The star of the brothers is also located in the modern world and traces the life of two brothers in a society that is on the way to dictatorship. A musician and a geologist choose opposite sides in the political spectrum, only to meet again at the end.

The damaged goddess takes a fairy tale researcher on a journey from reality to the world of fairy tales. The encounter with a woman who charms him throws him into a fairy tale world in which he searches for her, woos her and ultimately finds her. The novel mixes our world with that of fairy tales and lets the hero see our world less coldly and mechanically.

The Gardens of the Lioness , although read as a novel in its own right, is a continuation of the damaged goddess , in which the woman tells her story. This book differs from the previous novel in terms of the choice of words and sentence structure, so that the author was able to impressively depict a different world of sensations.
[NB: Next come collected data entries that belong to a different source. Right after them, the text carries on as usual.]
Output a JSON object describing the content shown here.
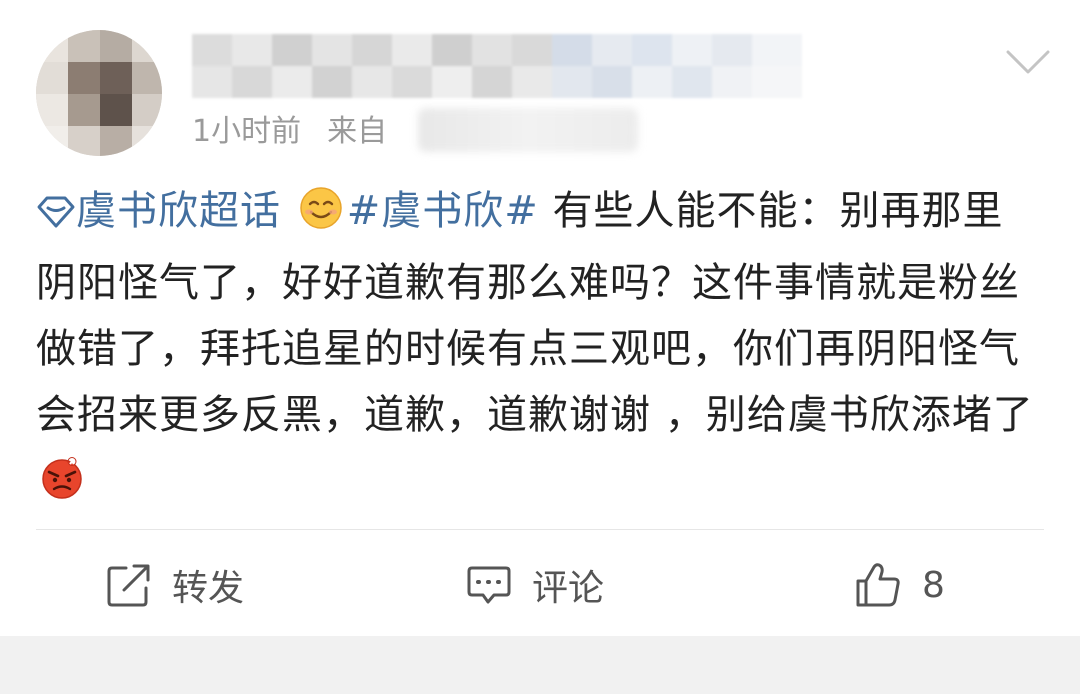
{
  "post": {
    "time": "1小时前",
    "source_prefix": "来自",
    "content": {
      "topic_link": "虞书欣超话",
      "hashtag": "#虞书欣#",
      "text": "有些人能不能：别再那里阴阳怪气了，好好道歉有那么难吗？这件事情就是粉丝做错了，拜托追星的时候有点三观吧，你们再阴阳怪气会招来更多反黑，道歉，道歉谢谢 ，别给虞书欣添堵了"
    },
    "icons": {
      "menu": "chevron-down-icon",
      "topic": "super-topic-diamond-icon",
      "emoji_1": "smile-emoji-icon",
      "emoji_2": "angry-emoji-icon",
      "repost": "repost-icon",
      "comment": "comment-icon",
      "like": "thumbs-up-icon"
    },
    "actions": {
      "repost_label": "转发",
      "comment_label": "评论",
      "like_count": "8"
    },
    "colors": {
      "link": "#436f9f",
      "text": "#222222",
      "meta": "#9a9a9a",
      "action": "#555555",
      "background": "#ffffff",
      "separator_bg": "#f1f1f1"
    }
  }
}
The third part of this series is Massimo Battisti . Here is the resolution of many ambiguities in the person of the magician Massimo Battisti.

Works

  • Hunter in the park. Narrative. (1961) - under the pseudonym Hans Martinson
  • Annoying visit. Novel. (1963) - under the pseudonym Hans Martinson
  • The Clerical Joke (1970) - editor
  • Rock and flute, and that's not all. A fairy tale novel. (1983)
  • Erwin's bathroom, or the dangerousness of language. (1984)
  • Star of the Brothers. (1986)
  • Trilogy "The Enchanted"
    • The damaged goddess. (1990)
    • The Lioness Gardens. (1993)
    • Massimo Battisti - From someone who wanted to learn magic. (1998)

Awards

In 1987 he received the Evangelical Book Prize and in 2002 the Rheinische Literaturpreis Siegburg .

literature

  • Helmut W. Pesch : Stone and Flute , in: Inklings. Yearbook for Literature and Aesthetics, Vol. 3, 1985, pp. 238-239.
  • Josef Schreier: Hunters in the Park / Stern der Brüder , in: Inklings. Yearbook for Literature and Aesthetics, Vol. 4, 1986, pp. 204-206.
  • Jörg Weigand : Stern der Brüder , in: The Science Fiction Year 1987 (Vol. 2), edited by Wolfgang Jeschke , Wilhelm Heyne Verlag, Munich 1987, ISBN 3-453-31365-8 , pp. 626–628.